You are viewing a plain text version of this content. The canonical link for it is here.
Posted to dev@drill.apache.org by "Paul Rogers (JIRA)" <ji...@apache.org> on 2017/06/30 05:01:00 UTC

[jira] [Created] (DRILL-5635) External sort need not buffer two incoming batches; just two spill files' worth

Paul Rogers created DRILL-5635:
----------------------------------

             Summary: External sort need not buffer two incoming batches; just two spill files' worth
                 Key: DRILL-5635
                 URL: https://issues.apache.org/jira/browse/DRILL-5635
             Project: Apache Drill
          Issue Type: Improvement
    Affects Versions: 1.10.0
            Reporter: Paul Rogers
            Assignee: Paul Rogers
            Priority: Minor


The external sort has long had the rule that it must have space in memory to buffer two incoming batches. This rule stems from the merge/sort algorithm that requires a minimum of two *records* per file to make progress.

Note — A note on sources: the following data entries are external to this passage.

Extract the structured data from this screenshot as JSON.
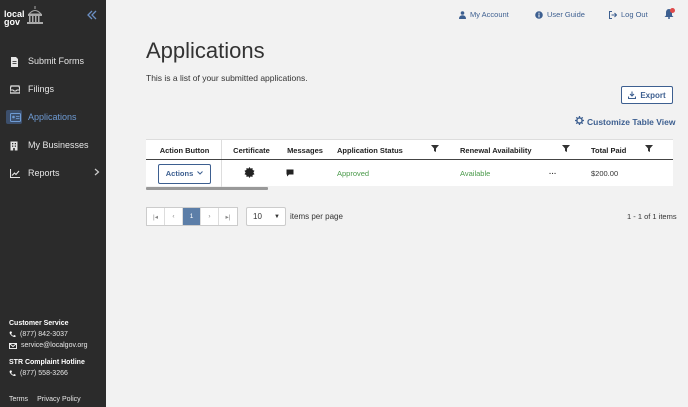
{
  "brand": {
    "logo_text_line1": "local",
    "logo_text_line2": "gov"
  },
  "sidebar": {
    "items": [
      {
        "label": "Submit Forms",
        "icon": "file-icon",
        "active": false
      },
      {
        "label": "Filings",
        "icon": "inbox-icon",
        "active": false
      },
      {
        "label": "Applications",
        "icon": "id-card-icon",
        "active": true
      },
      {
        "label": "My Businesses",
        "icon": "building-icon",
        "active": false
      },
      {
        "label": "Reports",
        "icon": "chart-icon",
        "active": false,
        "has_submenu": true
      }
    ],
    "customer_service": {
      "heading": "Customer Service",
      "phone": "(877) 842-3037",
      "email": "service@localgov.org"
    },
    "hotline": {
      "heading": "STR Complaint Hotline",
      "phone": "(877) 558-3266"
    },
    "footer_links": [
      "Terms",
      "Privacy Policy"
    ]
  },
  "topbar": {
    "my_account": "My Account",
    "user_guide": "User Guide",
    "log_out": "Log Out"
  },
  "page": {
    "title": "Applications",
    "subtitle": "This is a list of your submitted applications.",
    "export_label": "Export",
    "customize_label": "Customize Table View"
  },
  "table": {
    "headers": [
      "Action Button",
      "Certificate",
      "Messages",
      "Application Status",
      "Renewal Availability",
      "Total Paid"
    ],
    "rows": [
      {
        "action": "Actions",
        "status": "Approved",
        "renewal": "Available",
        "more": "···",
        "total_paid": "$200.00"
      }
    ]
  },
  "pagination": {
    "first": "|◂",
    "prev": "‹",
    "current_page": "1",
    "next": "›",
    "last": "▸|",
    "per_page": "10",
    "per_page_label": "items per page",
    "range": "1 - 1 of 1 items"
  },
  "colors": {
    "sidebar_bg": "#2b2b2b",
    "accent": "#3d5f90",
    "active_nav": "#6e9bd4",
    "approved_green": "#4a9a4a",
    "notification_red": "#e04b4b"
  }
}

But, Drill is batch-based, not record-based. Drill must spill at least two records (preferably much more) to make progress.

The original code confused these issues and required room for two incoming batches. This restriction can be softened. In the worst case, Drill only needs two records: either one batch of (at least) two records, or two batches of one record each.

The difference in rule will better handle the case of very large incoming batches relative to memory available for sort. Suppose an incoming batch is 500 MB in size and the sort has 750 MB available. The code today fails the sort because two batches cannot fit in memory. But, the sort, by default, creates spill files of 250 MB. Since a single input batch can fill two spill files, there is no reason to wait for a second batch before spilling.

Special care is needed to handle this case. Divide the "jumbo" batch into spill files of near-equal size, but each must contain at least two records.

The only limit occurs if individual records (assuming one record per batch) exceed 25% of memory. (Because, today, the sort copies records prior to spilling. Another JIRA will address that fault.)



--
This message was sent by Atlassian JIRA
(v6.4.14#64029)